First quarter sales at Houghton Mifflin Harcourt’s trade segment inched ahead 0.6% in the first quarter ended March 31, over the first period of 2017. While sales moved up slightly, to $36.7 million, the net loss also rose modestly. The latter his $4.3 million in the quarter, compared to $4.1 million a year ago.

HMH attributed the sales rise to “higher licensing income along with print title sales such as the Instant Pot series and Whole30 series.” The dip in earnings was largely to a change in the sales product mix—last year HMH sold lots of The Handmaid’s Tale and 1984 e-books, which have higher margins than print.

Revenue in HMH’s education division fell 1.3% in the quarter, compared to 2017, dropping to $183.0 million. The group’s net loss, however, was cut to $59.3 million from $70 million in the first quarter of 2017.

The small sales decline was attributed to lower net sales of reading programs in the third year of California’s English Language Arts adoption as well as the non-recurrence of the $5 million one-time fee HMH recognized last year.
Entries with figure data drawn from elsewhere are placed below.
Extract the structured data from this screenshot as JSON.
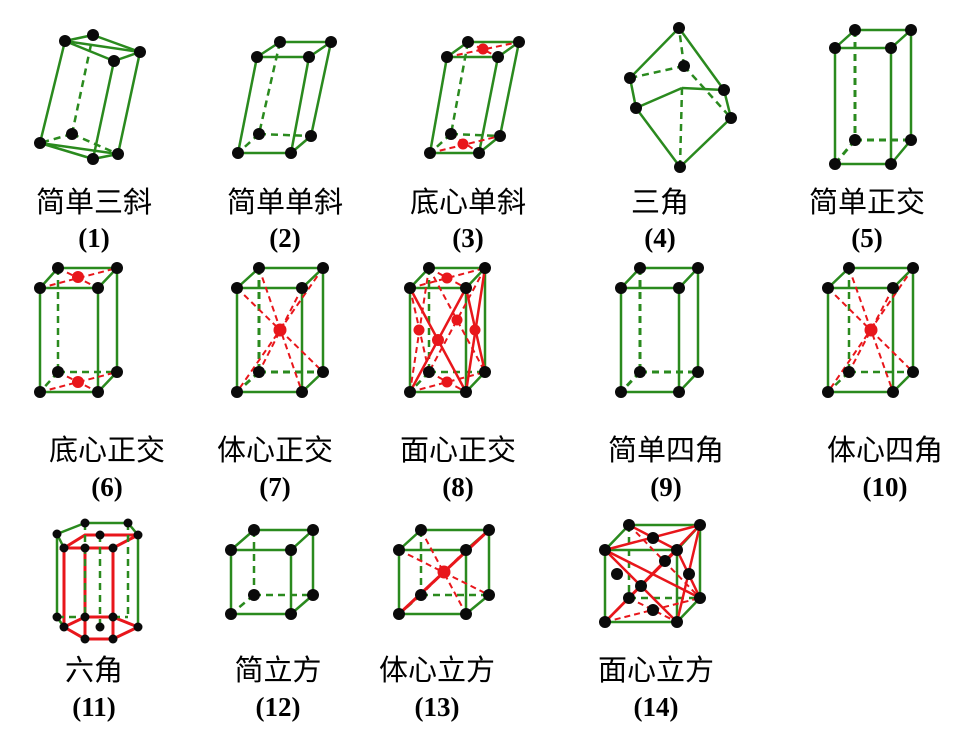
{
  "colors": {
    "edge": "#2a8a1e",
    "highlight": "#e8161b",
    "atom": "#0a0a0a",
    "text": "#000000"
  },
  "lattices": [
    {
      "name": "简单三斜",
      "number": "(1)"
    },
    {
      "name": "简单单斜",
      "number": "(2)"
    },
    {
      "name": "底心单斜",
      "number": "(3)"
    },
    {
      "name": "三角",
      "number": "(4)"
    },
    {
      "name": "简单正交",
      "number": "(5)"
    },
    {
      "name": "底心正交",
      "number": "(6)"
    },
    {
      "name": "体心正交",
      "number": "(7)"
    },
    {
      "name": "面心正交",
      "number": "(8)"
    },
    {
      "name": "简单四角",
      "number": "(9)"
    },
    {
      "name": "体心四角",
      "number": "(10)"
    },
    {
      "name": "六角",
      "number": "(11)"
    },
    {
      "name": "简立方",
      "number": "(12)"
    },
    {
      "name": "体心立方",
      "number": "(13)"
    },
    {
      "name": "面心立方",
      "number": "(14)"
    }
  ]
}
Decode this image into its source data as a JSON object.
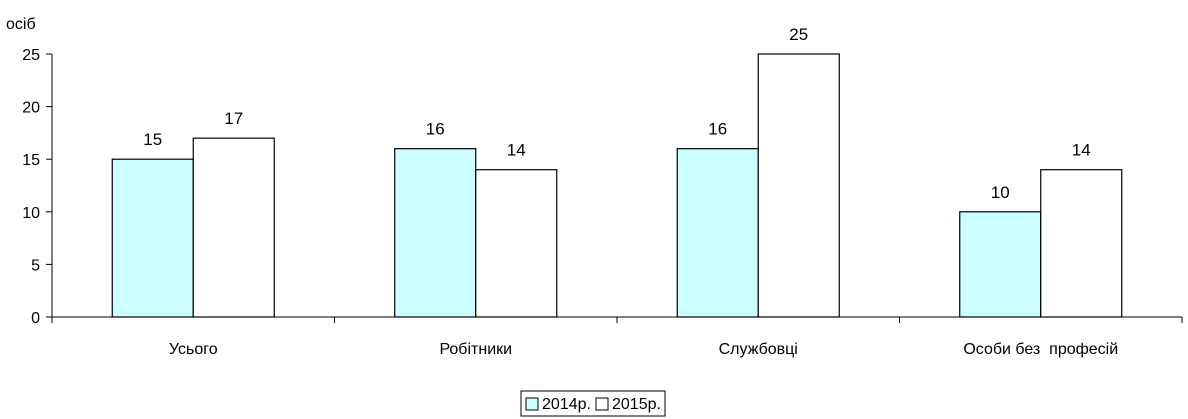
{
  "chart_data": {
    "type": "bar",
    "ylabel": "осіб",
    "categories": [
      "Усього",
      "Робітники",
      "Службовці",
      "Особи без  професій"
    ],
    "series": [
      {
        "name": "2014р.",
        "values": [
          15,
          16,
          16,
          10
        ],
        "color": "#CCFFFF"
      },
      {
        "name": "2015р.",
        "values": [
          17,
          14,
          25,
          14
        ],
        "color": "#FFFFFF"
      }
    ],
    "ylim": [
      0,
      25
    ],
    "yticks": [
      0,
      5,
      10,
      15,
      20,
      25
    ],
    "grid": false,
    "legend_position": "bottom-center"
  },
  "colors": {
    "axis": "#000000",
    "bar_stroke": "#000000"
  }
}
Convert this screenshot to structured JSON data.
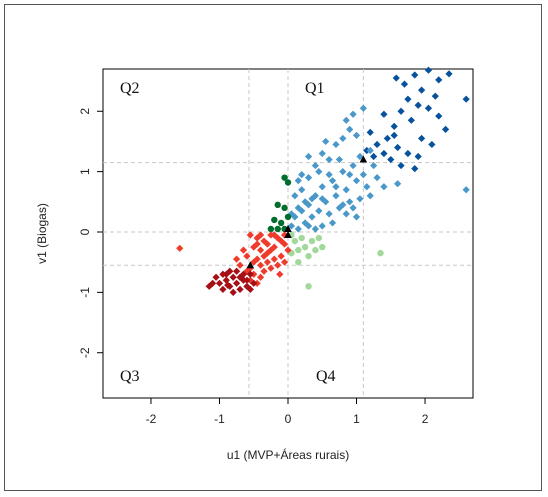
{
  "chart_data": {
    "type": "scatter",
    "title": "",
    "xlabel": "u1 (MVP+Áreas rurais)",
    "ylabel": "v1 (Biogas)",
    "xlim": [
      -2.7,
      2.7
    ],
    "ylim": [
      -2.75,
      2.7
    ],
    "xticks": [
      "-2",
      "-1",
      "0",
      "1",
      "2"
    ],
    "xtick_values": [
      -2,
      -1,
      0,
      1,
      2
    ],
    "yticks": [
      "-2",
      "-1",
      "0",
      "1",
      "2"
    ],
    "ytick_values": [
      -2,
      -1,
      0,
      1,
      2
    ],
    "grid": false,
    "legend": "none",
    "quadrant_labels": [
      "Q1",
      "Q2",
      "Q3",
      "Q4"
    ],
    "reference_lines": {
      "horizontal": [
        0,
        -0.55,
        1.15
      ],
      "vertical": [
        0,
        -0.57,
        1.1
      ]
    },
    "series": [
      {
        "color": "#08519c",
        "marker": "diamond",
        "points": [
          [
            1.58,
            2.55
          ],
          [
            1.7,
            2.45
          ],
          [
            1.85,
            2.6
          ],
          [
            1.95,
            2.35
          ],
          [
            2.05,
            2.68
          ],
          [
            2.2,
            2.52
          ],
          [
            2.35,
            2.62
          ],
          [
            2.6,
            2.2
          ],
          [
            2.15,
            2.25
          ],
          [
            1.75,
            2.2
          ],
          [
            1.9,
            2.1
          ],
          [
            2.05,
            2.05
          ],
          [
            2.2,
            1.92
          ],
          [
            2.3,
            1.7
          ],
          [
            1.65,
            2.0
          ],
          [
            1.8,
            1.85
          ],
          [
            1.95,
            1.55
          ],
          [
            2.1,
            1.45
          ],
          [
            1.4,
            1.95
          ],
          [
            1.55,
            1.75
          ],
          [
            1.45,
            1.55
          ],
          [
            1.3,
            1.45
          ],
          [
            1.6,
            1.4
          ],
          [
            1.75,
            1.3
          ],
          [
            1.9,
            1.25
          ],
          [
            1.5,
            1.2
          ],
          [
            1.25,
            1.25
          ],
          [
            1.15,
            1.35
          ],
          [
            1.4,
            1.3
          ],
          [
            1.65,
            1.1
          ],
          [
            1.85,
            1.05
          ],
          [
            1.2,
            1.65
          ],
          [
            1.55,
            1.6
          ]
        ]
      },
      {
        "color": "#4a98c9",
        "marker": "diamond",
        "points": [
          [
            0.05,
            0.1
          ],
          [
            0.1,
            0.25
          ],
          [
            0.15,
            0.05
          ],
          [
            0.2,
            0.35
          ],
          [
            0.25,
            0.15
          ],
          [
            0.3,
            0.45
          ],
          [
            0.35,
            0.25
          ],
          [
            0.4,
            0.6
          ],
          [
            0.45,
            0.35
          ],
          [
            0.5,
            0.75
          ],
          [
            0.55,
            0.5
          ],
          [
            0.6,
            0.3
          ],
          [
            0.65,
            0.85
          ],
          [
            0.7,
            0.6
          ],
          [
            0.75,
            0.4
          ],
          [
            0.8,
            1.0
          ],
          [
            0.85,
            0.7
          ],
          [
            0.9,
            0.5
          ],
          [
            0.95,
            1.1
          ],
          [
            1.0,
            0.85
          ],
          [
            1.05,
            1.25
          ],
          [
            1.1,
            0.95
          ],
          [
            1.15,
            0.75
          ],
          [
            1.2,
            1.35
          ],
          [
            1.25,
            1.1
          ],
          [
            0.2,
            0.7
          ],
          [
            0.3,
            0.9
          ],
          [
            0.4,
            1.1
          ],
          [
            0.5,
            1.3
          ],
          [
            0.6,
            1.2
          ],
          [
            0.7,
            1.45
          ],
          [
            0.8,
            1.55
          ],
          [
            0.9,
            1.7
          ],
          [
            1.0,
            1.6
          ],
          [
            0.85,
            1.85
          ],
          [
            0.95,
            1.95
          ],
          [
            1.1,
            2.05
          ],
          [
            0.55,
            1.5
          ],
          [
            0.45,
            1.0
          ],
          [
            0.35,
            0.55
          ],
          [
            0.25,
            0.5
          ],
          [
            0.15,
            0.4
          ],
          [
            0.05,
            0.3
          ],
          [
            0.1,
            0.6
          ],
          [
            0.2,
            0.95
          ],
          [
            0.3,
            1.25
          ],
          [
            0.6,
            0.95
          ],
          [
            0.7,
            0.75
          ],
          [
            0.75,
            1.2
          ],
          [
            0.95,
            0.4
          ],
          [
            1.05,
            0.55
          ],
          [
            0.65,
            0.15
          ],
          [
            0.5,
            0.1
          ],
          [
            0.4,
            0.05
          ],
          [
            0.3,
            0.1
          ],
          [
            0.85,
            0.3
          ],
          [
            1.3,
            0.9
          ],
          [
            1.4,
            0.75
          ],
          [
            1.6,
            0.8
          ],
          [
            1.2,
            0.6
          ],
          [
            2.6,
            0.7
          ],
          [
            0.15,
            0.85
          ],
          [
            0.5,
            0.55
          ],
          [
            0.8,
            0.45
          ],
          [
            0.9,
            0.95
          ],
          [
            1.0,
            0.25
          ]
        ]
      },
      {
        "color": "#006d2c",
        "marker": "circle",
        "points": [
          [
            -0.05,
            0.9
          ],
          [
            0.0,
            0.82
          ],
          [
            -0.15,
            0.45
          ],
          [
            -0.05,
            0.4
          ],
          [
            -0.2,
            0.2
          ],
          [
            -0.1,
            0.15
          ],
          [
            -0.05,
            0.05
          ],
          [
            -0.15,
            0.05
          ],
          [
            0.0,
            0.25
          ],
          [
            -0.25,
            0.05
          ]
        ]
      },
      {
        "color": "#a1d99b",
        "marker": "circle",
        "points": [
          [
            0.05,
            -0.05
          ],
          [
            0.1,
            -0.15
          ],
          [
            0.15,
            -0.3
          ],
          [
            0.2,
            -0.1
          ],
          [
            0.25,
            -0.25
          ],
          [
            0.3,
            -0.4
          ],
          [
            0.35,
            -0.15
          ],
          [
            0.4,
            -0.3
          ],
          [
            0.45,
            -0.1
          ],
          [
            0.5,
            -0.25
          ],
          [
            0.15,
            -0.5
          ],
          [
            0.05,
            -0.35
          ],
          [
            1.35,
            -0.35
          ],
          [
            0.3,
            -0.9
          ]
        ]
      },
      {
        "color": "#ef3b2c",
        "marker": "diamond",
        "points": [
          [
            -0.55,
            -0.05
          ],
          [
            -0.45,
            -0.1
          ],
          [
            -0.35,
            -0.15
          ],
          [
            -0.25,
            -0.05
          ],
          [
            -0.15,
            -0.1
          ],
          [
            -0.05,
            -0.2
          ],
          [
            -0.5,
            -0.25
          ],
          [
            -0.4,
            -0.3
          ],
          [
            -0.3,
            -0.35
          ],
          [
            -0.2,
            -0.25
          ],
          [
            -0.1,
            -0.4
          ],
          [
            -0.6,
            -0.4
          ],
          [
            -0.5,
            -0.5
          ],
          [
            -0.4,
            -0.55
          ],
          [
            -0.3,
            -0.5
          ],
          [
            -0.2,
            -0.45
          ],
          [
            -0.7,
            -0.55
          ],
          [
            -0.6,
            -0.65
          ],
          [
            -0.5,
            -0.7
          ],
          [
            -0.4,
            -0.75
          ],
          [
            -0.35,
            -0.65
          ],
          [
            -0.25,
            -0.6
          ],
          [
            -0.15,
            -0.55
          ],
          [
            -0.05,
            -0.5
          ],
          [
            -0.65,
            -0.3
          ],
          [
            -0.45,
            -0.2
          ],
          [
            -0.35,
            -0.4
          ],
          [
            -0.25,
            -0.3
          ],
          [
            -0.55,
            -0.6
          ],
          [
            -0.45,
            -0.45
          ],
          [
            -0.3,
            -0.2
          ],
          [
            -0.1,
            -0.15
          ],
          [
            -0.2,
            -0.05
          ],
          [
            -0.4,
            -0.05
          ],
          [
            -0.55,
            -0.8
          ],
          [
            -0.45,
            -0.85
          ],
          [
            -0.75,
            -0.45
          ],
          [
            -0.05,
            -0.05
          ],
          [
            0.0,
            -0.3
          ],
          [
            -0.12,
            -0.7
          ],
          [
            -0.68,
            -0.75
          ],
          [
            -1.58,
            -0.27
          ]
        ]
      },
      {
        "color": "#a50f15",
        "marker": "diamond",
        "points": [
          [
            -1.05,
            -0.75
          ],
          [
            -1.0,
            -0.85
          ],
          [
            -0.95,
            -0.7
          ],
          [
            -0.9,
            -0.8
          ],
          [
            -0.85,
            -0.9
          ],
          [
            -0.8,
            -0.75
          ],
          [
            -0.75,
            -0.85
          ],
          [
            -0.7,
            -0.95
          ],
          [
            -0.65,
            -0.8
          ],
          [
            -0.6,
            -0.9
          ],
          [
            -0.55,
            -0.95
          ],
          [
            -0.85,
            -0.65
          ],
          [
            -0.75,
            -0.65
          ],
          [
            -0.65,
            -0.7
          ],
          [
            -0.95,
            -0.95
          ],
          [
            -0.9,
            -0.7
          ],
          [
            -1.1,
            -0.85
          ],
          [
            -0.8,
            -1.0
          ],
          [
            -0.7,
            -0.75
          ],
          [
            -0.6,
            -0.8
          ],
          [
            -0.55,
            -0.7
          ],
          [
            -0.5,
            -0.85
          ],
          [
            -1.15,
            -0.9
          ],
          [
            -0.88,
            -0.88
          ]
        ]
      },
      {
        "color": "#000000",
        "marker": "triangle",
        "points": [
          [
            1.1,
            1.2
          ],
          [
            0.0,
            0.05
          ],
          [
            -0.55,
            -0.55
          ],
          [
            0.0,
            -0.05
          ]
        ]
      }
    ]
  }
}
That decline was offset in part by higher sales at HMH’s Heinemann unit, which focuses on intervention, supplemental and assessment products as well as professional services.

In a prepared statement, HMH CEO termed the first quarter results “solid” start to the year. HMH’s CFO, Joe Abbott, said the good start combined with expectations for the remainder of 2018 give the publisher confidence it will meet its financial targets for the year.